Sunday, February 5, 2012

Editorial: Students Need a Voice

April 21, 2010 by Robert Anderson  

“She will just fail me. She don’t care,” was an immediate reaction of a student one recent afternoon when asked about her “worst class” and why she disliked the teacher. This student, slowly making her way to the nurse, shared her frustration emotionally, as if no one had asked her about her educational experiences previously. “Sometimes I wonder why I come here.”

T.C. Williams is a collection of students of all backgrounds. From the privileged and wealthy who arrive to school in their BMWs to those who leave school in the afternoon knowing their next meal will be at school the next morning, T.C. serves students from an array of backgrounds. Or does it? Is ‘serves’ the correct term?

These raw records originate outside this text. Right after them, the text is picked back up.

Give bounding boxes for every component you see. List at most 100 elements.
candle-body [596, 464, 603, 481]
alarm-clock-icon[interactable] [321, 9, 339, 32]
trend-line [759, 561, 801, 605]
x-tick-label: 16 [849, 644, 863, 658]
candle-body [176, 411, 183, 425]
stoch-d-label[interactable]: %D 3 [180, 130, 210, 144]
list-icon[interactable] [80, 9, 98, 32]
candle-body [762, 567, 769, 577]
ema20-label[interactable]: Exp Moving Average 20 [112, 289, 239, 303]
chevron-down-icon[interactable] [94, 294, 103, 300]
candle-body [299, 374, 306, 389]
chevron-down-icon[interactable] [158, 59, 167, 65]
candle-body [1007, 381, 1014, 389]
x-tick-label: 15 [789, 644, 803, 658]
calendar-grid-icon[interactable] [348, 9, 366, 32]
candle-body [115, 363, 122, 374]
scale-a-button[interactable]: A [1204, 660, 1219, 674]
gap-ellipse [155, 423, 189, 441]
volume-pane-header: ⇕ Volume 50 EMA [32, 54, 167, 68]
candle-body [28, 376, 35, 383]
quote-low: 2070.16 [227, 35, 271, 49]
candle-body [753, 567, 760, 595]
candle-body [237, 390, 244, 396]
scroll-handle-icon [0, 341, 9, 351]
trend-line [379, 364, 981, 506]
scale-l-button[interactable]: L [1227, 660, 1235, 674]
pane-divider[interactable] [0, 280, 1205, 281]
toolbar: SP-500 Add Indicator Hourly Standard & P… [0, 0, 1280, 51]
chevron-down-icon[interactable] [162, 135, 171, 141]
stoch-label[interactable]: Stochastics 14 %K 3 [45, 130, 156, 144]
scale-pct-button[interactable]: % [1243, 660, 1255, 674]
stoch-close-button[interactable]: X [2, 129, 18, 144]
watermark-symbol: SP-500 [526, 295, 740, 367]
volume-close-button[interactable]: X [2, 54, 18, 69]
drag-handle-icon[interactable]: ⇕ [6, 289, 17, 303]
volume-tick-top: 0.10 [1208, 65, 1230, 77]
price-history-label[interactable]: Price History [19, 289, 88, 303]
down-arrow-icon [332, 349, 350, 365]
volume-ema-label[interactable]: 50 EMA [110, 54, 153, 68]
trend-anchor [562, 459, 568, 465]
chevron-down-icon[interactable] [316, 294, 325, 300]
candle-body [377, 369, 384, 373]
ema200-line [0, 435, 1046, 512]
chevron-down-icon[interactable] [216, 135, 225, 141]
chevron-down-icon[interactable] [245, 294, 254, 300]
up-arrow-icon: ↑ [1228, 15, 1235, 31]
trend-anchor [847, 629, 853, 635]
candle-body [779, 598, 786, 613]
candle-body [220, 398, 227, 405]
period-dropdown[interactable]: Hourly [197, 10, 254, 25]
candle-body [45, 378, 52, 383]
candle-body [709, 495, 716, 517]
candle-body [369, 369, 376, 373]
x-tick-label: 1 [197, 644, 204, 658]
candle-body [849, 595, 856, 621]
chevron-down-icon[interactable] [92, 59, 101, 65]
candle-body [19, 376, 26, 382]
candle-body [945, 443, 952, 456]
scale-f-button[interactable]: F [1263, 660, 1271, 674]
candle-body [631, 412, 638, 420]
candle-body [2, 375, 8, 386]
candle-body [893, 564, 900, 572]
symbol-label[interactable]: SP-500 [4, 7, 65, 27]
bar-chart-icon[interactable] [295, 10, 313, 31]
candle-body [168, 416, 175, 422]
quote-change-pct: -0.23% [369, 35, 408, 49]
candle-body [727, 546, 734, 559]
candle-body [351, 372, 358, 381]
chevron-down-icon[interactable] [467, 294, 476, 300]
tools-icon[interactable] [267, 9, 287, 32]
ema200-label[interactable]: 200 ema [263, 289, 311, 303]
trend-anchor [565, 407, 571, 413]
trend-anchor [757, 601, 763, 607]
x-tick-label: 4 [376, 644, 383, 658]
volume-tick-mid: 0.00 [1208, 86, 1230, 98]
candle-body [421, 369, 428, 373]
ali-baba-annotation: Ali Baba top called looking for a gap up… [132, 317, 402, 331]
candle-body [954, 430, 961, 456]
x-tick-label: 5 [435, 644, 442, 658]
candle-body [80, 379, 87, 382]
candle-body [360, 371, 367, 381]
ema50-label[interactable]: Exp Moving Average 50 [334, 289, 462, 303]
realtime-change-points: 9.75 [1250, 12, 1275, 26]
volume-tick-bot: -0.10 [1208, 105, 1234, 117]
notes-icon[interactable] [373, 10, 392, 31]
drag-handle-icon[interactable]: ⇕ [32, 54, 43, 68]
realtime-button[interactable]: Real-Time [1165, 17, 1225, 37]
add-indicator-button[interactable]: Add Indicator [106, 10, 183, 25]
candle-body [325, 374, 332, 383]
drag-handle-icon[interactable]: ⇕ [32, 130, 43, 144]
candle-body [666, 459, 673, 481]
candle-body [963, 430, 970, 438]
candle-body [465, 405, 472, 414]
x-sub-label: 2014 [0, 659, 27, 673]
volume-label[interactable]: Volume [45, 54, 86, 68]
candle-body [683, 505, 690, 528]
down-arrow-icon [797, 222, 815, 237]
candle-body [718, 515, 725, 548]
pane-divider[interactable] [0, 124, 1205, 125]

The student I encountered in the hallways disagreed with the statement that TC Williams and Alexandria City Public Schools serve all equally. “No one listens to us students,” she said so loudly that hall monitors began to converge on our conversation.

Despite our differences, I can relate to the student I met that afternoon. Students have no voice in their school. There is no forum for student input and there are hundreds, if not thousands of students just like my hallway-loitering friend who have never been listened to.

Students need a voice at T.C. If there is a teacher that needs help or input to improve their performance, students should be able to provide it in a constructive manner. A personal example of how instrumental this could be in the improvement of T.C. Williams lies in a recent personal experience I had here.

For the entire first semester of one of my classes, things were going horribly. The teacher was confusing, off-topic, unproductive, and simply did not cover any material. And the fact was, every student in the class knew it.

“It was an incredible mess,” said one of my fellow students in the class bluntly.

After a an entire semester of this class, I, along with the majority of the rest of the class, was growing weary and began to not really care about the class. Here I was, a pretty good student discussing climate change and the significance of the Tea Pot Dome scandal in my other classes, and I was barely scraping by in this class. I consistently showed up to school without any homework for that class done.

Then one day, the teacher asked if we had any student suggestions to help him improve the quality of his instruction. There was a shared sense of elation throughout the class with this announcement, as many of my fellow students had previously felt uncomfortable with the idea of telling the teacher that he wasn’t measuring up.

But after asking for suggestions from the students, the teacher received generally detailed, thoughtful suggestions from disillusioned students throughout the class.

After reading the suggestions, the teacher seemed shocked. The shortcomings every student in the class had known all year had been a mystery to the teacher. Since the student input however, the class has improved significantly. The curriculum began to be covered and the class suddenly felt slightly more serious. Though today it remains far from an excellent class for college-bound students, improvements were made when the students were asked what they thought on an issue.